From the end of 2003 to March 2004 there was an exhibition in Dessau under the title R. Paulick in Dessau: Stahlhaus - Arbeitsamt - DEWOG-Siedlung im Stahlhaus, an experimental house by him and the Bauhaus master Georg Muche (1926/27). These three buildings were shown as representative examples of his work, as a student associated with the Bauhaus, as an employee in the Gropius construction office and finally as an independent architect.

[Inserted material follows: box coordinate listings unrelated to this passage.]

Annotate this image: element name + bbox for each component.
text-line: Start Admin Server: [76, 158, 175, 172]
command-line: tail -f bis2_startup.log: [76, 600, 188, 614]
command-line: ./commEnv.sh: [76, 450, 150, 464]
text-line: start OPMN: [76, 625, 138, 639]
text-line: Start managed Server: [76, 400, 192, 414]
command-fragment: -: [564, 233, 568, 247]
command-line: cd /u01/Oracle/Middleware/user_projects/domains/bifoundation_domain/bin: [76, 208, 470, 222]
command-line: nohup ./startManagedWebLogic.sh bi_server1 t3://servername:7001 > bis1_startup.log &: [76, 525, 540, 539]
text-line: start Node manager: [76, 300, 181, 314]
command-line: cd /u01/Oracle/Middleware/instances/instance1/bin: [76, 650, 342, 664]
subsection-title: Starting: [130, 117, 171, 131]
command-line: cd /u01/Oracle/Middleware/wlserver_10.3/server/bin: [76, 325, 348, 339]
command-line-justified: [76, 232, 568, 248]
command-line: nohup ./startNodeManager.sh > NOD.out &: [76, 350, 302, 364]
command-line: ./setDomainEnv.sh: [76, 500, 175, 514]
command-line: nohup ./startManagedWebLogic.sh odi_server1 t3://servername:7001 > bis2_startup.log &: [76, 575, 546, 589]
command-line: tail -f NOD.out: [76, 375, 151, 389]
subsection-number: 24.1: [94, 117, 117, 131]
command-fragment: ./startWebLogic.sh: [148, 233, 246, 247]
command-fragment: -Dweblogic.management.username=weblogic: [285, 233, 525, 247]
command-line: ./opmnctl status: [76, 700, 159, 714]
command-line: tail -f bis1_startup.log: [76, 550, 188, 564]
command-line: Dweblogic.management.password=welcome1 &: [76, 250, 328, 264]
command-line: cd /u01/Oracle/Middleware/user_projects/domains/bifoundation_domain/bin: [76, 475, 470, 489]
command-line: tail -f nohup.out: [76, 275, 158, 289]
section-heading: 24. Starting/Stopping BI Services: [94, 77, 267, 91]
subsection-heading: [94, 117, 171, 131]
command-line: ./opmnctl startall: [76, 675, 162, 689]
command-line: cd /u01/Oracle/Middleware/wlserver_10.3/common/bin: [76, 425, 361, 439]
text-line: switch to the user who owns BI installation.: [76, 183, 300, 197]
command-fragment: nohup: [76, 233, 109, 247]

In November 2003 a colloquium of the city of Roßlau and the Bauhaus Foundation took place in his hometown. The focus was on the complex and contradicting interweaving of his work in the social, political and economic realities of the respective centers and locations. Among other things, Jörn Düwel spoke about From Functionalism to Stalinallee .

literature

Web links

Commons : Richard Paulick  - Collection of images, videos and audio files

Individual evidence

  1. ^ Richard Paulick. 1928–1930 office manager in the private construction office Gropius. bauhaus100.de, accessed on January 16, 2020.
  2. Harry Nutt: The long shadow of the Paulick lamp. Frankfurter Rundschau , July 22, 2008, accessed on January 18, 2020 .
  3. ^ Anne Lena Mösken: Richard-Paulick apartment in Berlin: Architect's idyll on Karl-Marx-Allee. Berliner Zeitung , October 5, 2014, accessed on January 18, 2020
  4. Barbara Nolte: Great architecture for Berlin - never implemented. Tagesspiegel , September 4, 2015.